Interestingly, BV often improves on its own during pregnancy, but waiting isn’t always safe. Whether antibiotic treatment in early pregnancy actually prevents preterm birth remains debated. Some studies show a protective effect, while several large randomized trials have found no benefit. Pregnant women diagnosed with BV are still generally treated, both for symptom relief and to reduce infection risk, but the evidence on preventing preterm outcomes specifically is mixed.
Habits That Protect Your Vaginal Flora
Certain everyday practices directly influence whether BV develops or returns. Douching is the most well-established risk factor you can control. Research shows that douching solutions, regardless of their pH, damage vaginal health. Acidic douches (like vinegar) harm beneficial Lactobacillus bacteria, while alkaline douches (like baking soda) damage vaginal epithelial cells and trigger inflammation. Both outcomes leave the vagina more vulnerable to BV and urinary tract infections. The vagina is self-cleaning, and douching disrupts the very system that keeps it balanced.
Other practical steps that support vaginal health include using unscented soaps on external areas only, wearing breathable cotton underwear, and changing out of wet swimwear or workout clothes promptly. Condom use during sex reduces the introduction of BV-associated bacteria, which is especially relevant if you have a new partner or multiple partners. Smoking is also independently linked to BV, likely because it reduces Lactobacillus populations in the vagina, though the exact mechanism isn’t fully understood.
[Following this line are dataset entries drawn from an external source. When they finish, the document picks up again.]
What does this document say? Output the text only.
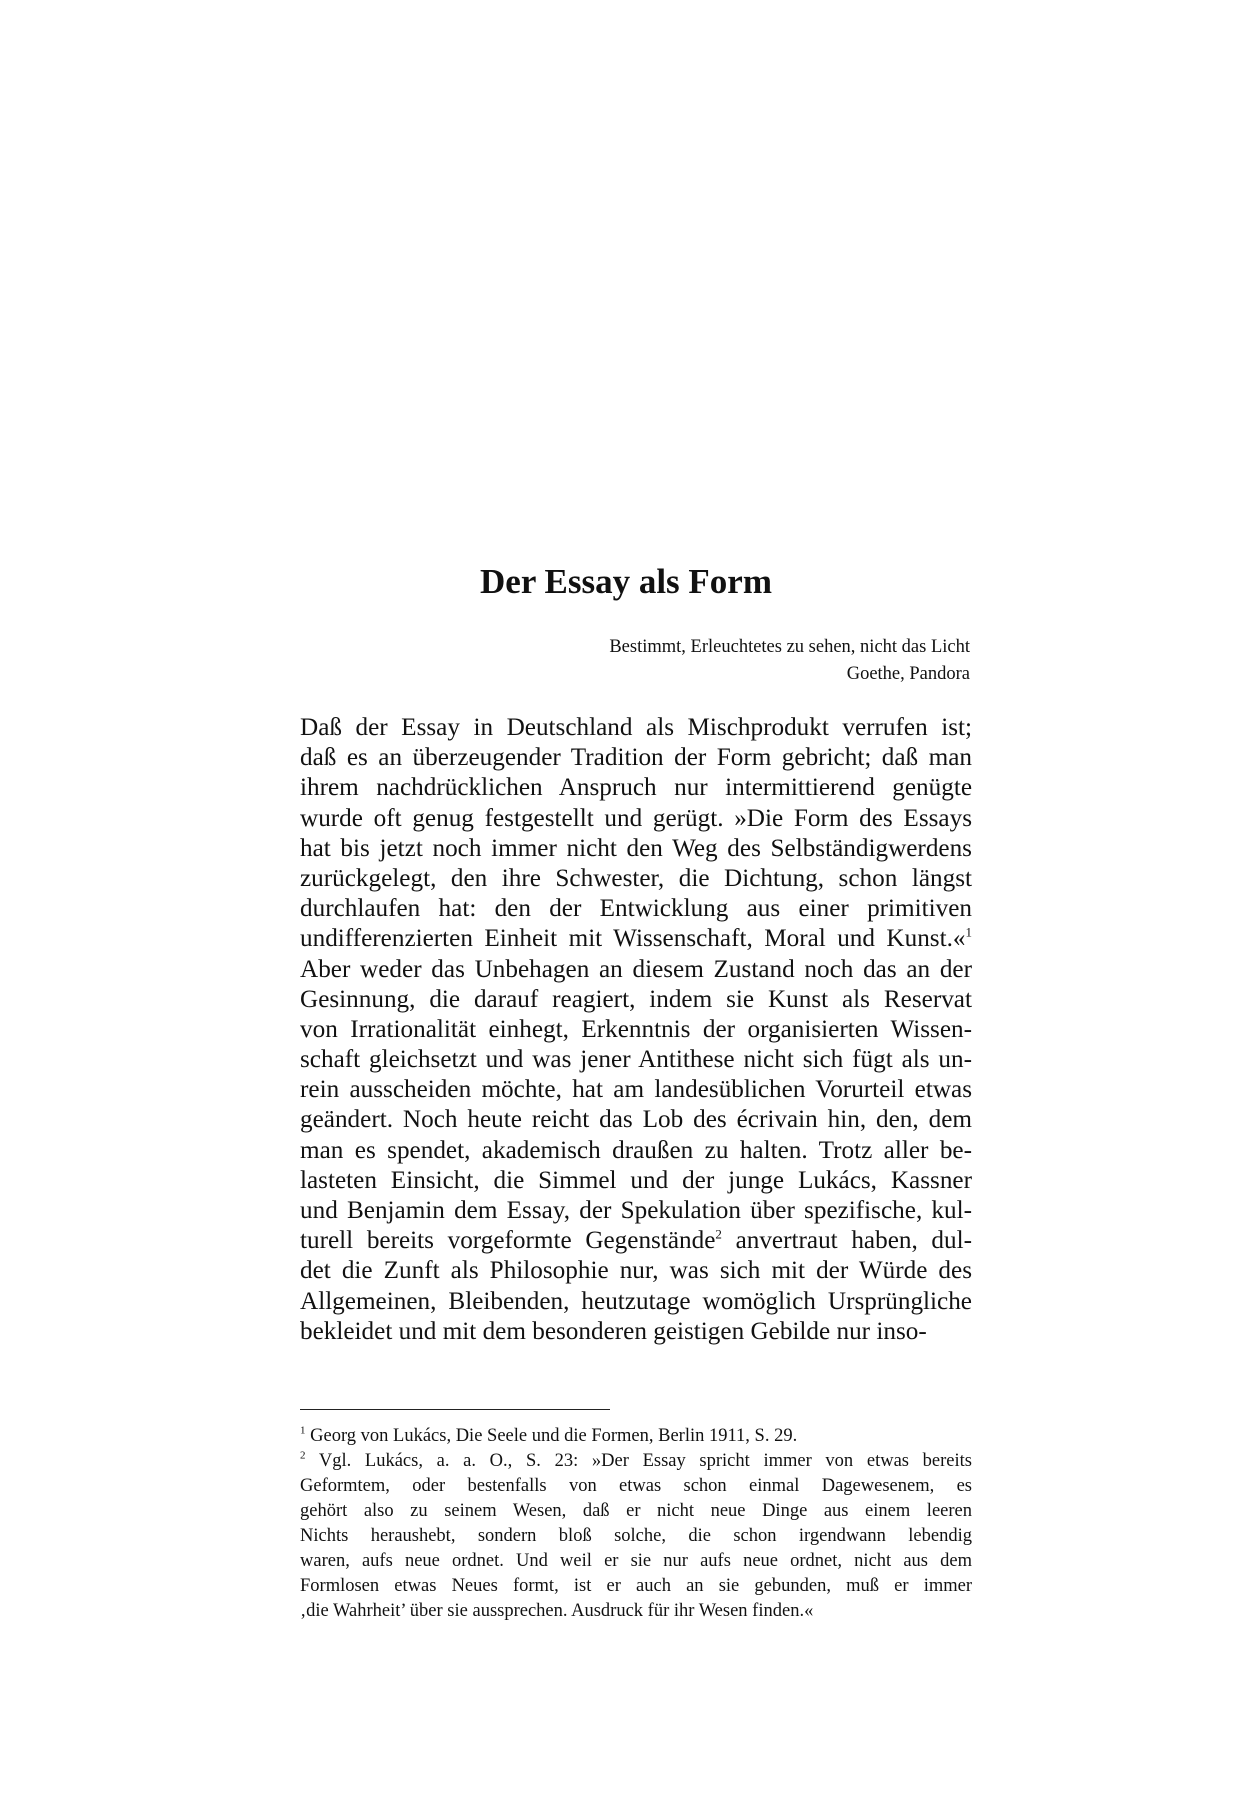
Der Essay als Form
Bestimmt, Erleuchtetes zu sehen, nicht das Licht
Goethe, Pandora
Daß der Essay in Deutschland als Mischprodukt verrufen ist;
daß es an überzeugender Tradition der Form gebricht; daß man
ihrem nachdrücklichen Anspruch nur intermittierend genügte
wurde oft genug festgestellt und gerügt. »Die Form des Essays
hat bis jetzt noch immer nicht den Weg des Selbständigwerdens
zurückgelegt, den ihre Schwester, die Dichtung, schon längst
durchlaufen hat: den der Entwicklung aus einer primitiven
undifferenzierten Einheit mit Wissenschaft, Moral und Kunst.«$^1$
Aber weder das Unbehagen an diesem Zustand noch das an der
Gesinnung, die darauf reagiert, indem sie Kunst als Reservat
von Irrationalität einhegt, Erkenntnis der organisierten Wissen-
schaft gleichsetzt und was jener Antithese nicht sich fügt als un-
rein ausscheiden möchte, hat am landesüblichen Vorurteil etwas
geändert. Noch heute reicht das Lob des écrivain hin, den, dem
man es spendet, akademisch draußen zu halten. Trotz aller be-
lasteten Einsicht, die Simmel und der junge Lukács, Kassner
und Benjamin dem Essay, der Spekulation über spezifische, kul-
turell bereits vorgeformte Gegenstände$^2$ anvertraut haben, dul-
det die Zunft als Philosophie nur, was sich mit der Würde des
Allgemeinen, Bleibenden, heutzutage womöglich Ursprüngliche
bekleidet und mit dem besonderen geistigen Gebilde nur inso-
$^1$ Georg von Lukács, Die Seele und die Formen, Berlin 1911, S. 29.
$^2$ Vgl. Lukács, a. a. O., S. 23: »Der Essay spricht immer von etwas bereits
Geformtem, oder bestenfalls von etwas schon einmal Dagewesenem, es
gehört also zu seinem Wesen, daß er nicht neue Dinge aus einem leeren
Nichts heraushebt, sondern bloß solche, die schon irgendwann lebendig
waren, aufs neue ordnet. Und weil er sie nur aufs neue ordnet, nicht aus dem
Formlosen etwas Neues formt, ist er auch an sie gebunden, muß er immer
‚die Wahrheit’ über sie aussprechen. Ausdruck für ihr Wesen finden.«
If you’re someone who gets BV repeatedly, the combination approach tends to work best: treat the active episode with antibiotics, consider concurrent partner treatment if applicable, follow up with a probiotic or boric acid maintenance regimen, and eliminate douching and other disruptive practices. No single intervention solves recurrent BV for everyone, but layering these strategies significantly improves the odds of staying clear.